Dr. Johnson studied bariatric medicine as a subset/second career to bring programming to the region that promoted enhanced care for those with obesity/overweight conditions. She has served patients in the Bariatrics & Weight Control Center for the past sixteen years.

"Motivational interviewing has been my forte in assisting many patients achieve progress in taking their intentions to action for improving their health," said Johnson. "I have benefitted from state-of-the-art programming, staff and equipment in our department. Helping some individuals lose and sustain their losses of more than 100 pounds by either medical or surgical means restores my faith in the process."

Advances through the years

Throughout her nearly four decades in medicine, Dr. Johnson has seen many changes. "Technology has been the biggest advancement," explains Johnson. "I began my career using paper charts and handwriting patient notes. We've innovated to the point where we're now utilizing virtual medicine to see patients."

Within the field of bariatric medicine, she has also seen many improvements. "From educated guessing about reasons for a person's weight gain, to now having indirect calorimeters that measure resting metabolic rates, there are many examples of progress over the years."

She recalls stories about her father trying to treat individuals during the polio epidemics of the 1940's/1950's, and would list immunizations as one of the biggest advances in medicine "I have great respect for the global impact of vaccine research and application," says Johnson. "This is certainly playing out now in our current world health crisis."

Outside of Work

Growing up the Hinderaker family enjoyed raising and riding Appaloosa horses.

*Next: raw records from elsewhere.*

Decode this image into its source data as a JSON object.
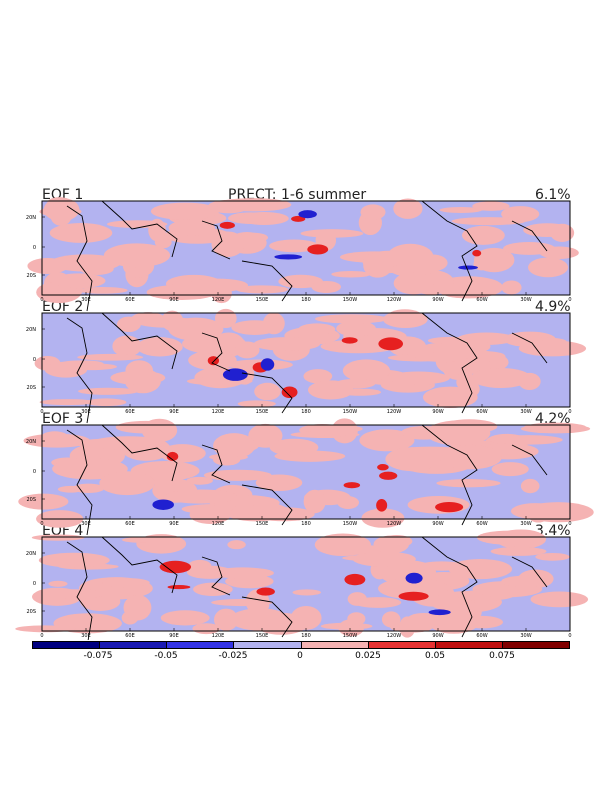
{
  "title": "PRECT: 1-6 summer",
  "panels": [
    {
      "label": "EOF 1",
      "variance": "6.1%"
    },
    {
      "label": "EOF 2",
      "variance": "4.9%"
    },
    {
      "label": "EOF 3",
      "variance": "4.2%"
    },
    {
      "label": "EOF 4",
      "variance": "3.4%"
    }
  ],
  "lat_ticks": [
    "20N",
    "0",
    "20S"
  ],
  "lon_ticks": [
    "0",
    "30E",
    "60E",
    "90E",
    "120E",
    "150E",
    "180",
    "150W",
    "120W",
    "90W",
    "60W",
    "30W",
    "0"
  ],
  "colorbar": {
    "colors": [
      "#000080",
      "#1a1ab3",
      "#3333e6",
      "#b3b3f0",
      "#f5b3b3",
      "#e63333",
      "#c01010",
      "#800000"
    ],
    "labels": [
      "-0.075",
      "-0.05",
      "-0.025",
      "0",
      "0.025",
      "0.05",
      "0.075"
    ]
  },
  "fill_colors": {
    "negative_weak": "#b3b3f0",
    "positive_weak": "#f5b3b3",
    "negative_strong": "#2020d0",
    "positive_strong": "#e62020"
  }
}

In fact, her father started the Glacial Ridge Appaloosa Club in the context of their family hobby. At one point their family had 20 horses. Today, they still have two horses on the family ranch, where she enjoys helping her sister.

"I enjoy the small 'pod' of family that is my mother and sister and family dog," says Johnson. "I enjoy participating in virtual book club, virtual long-distance board games with my son and his wife at the University of Kansas, and I look forward to the day when I can travel with friends again."

A New Chapter


When Dr. Harris Hinderaker neared the end of his life in 2016, he reflected on how he was able to use his talents during his lifetime. His daughter and colleague, Dr. Peggy Johnson, hopes that she has done the same.

A patient of Dr. Johnson's once shared that she is, "compassionate, knowledgeable, truly cares about her patients, and is a good listener and teacher."

After 16 years in family medicine and 16 years in bariatric medicine, Dr. Johnson knew it was time to start a new chapter and she announced her retirement.

"I will miss the privilege of deeply knowing and caring for my patients," said Johnson. "And I will miss the honor of interacting with my colleagues in our mission to serve those in our communities to the best of our abilities.

"We all stand on the shoulders of those who have come before us. Now it's my time to stand aside and promote the next generation of health care."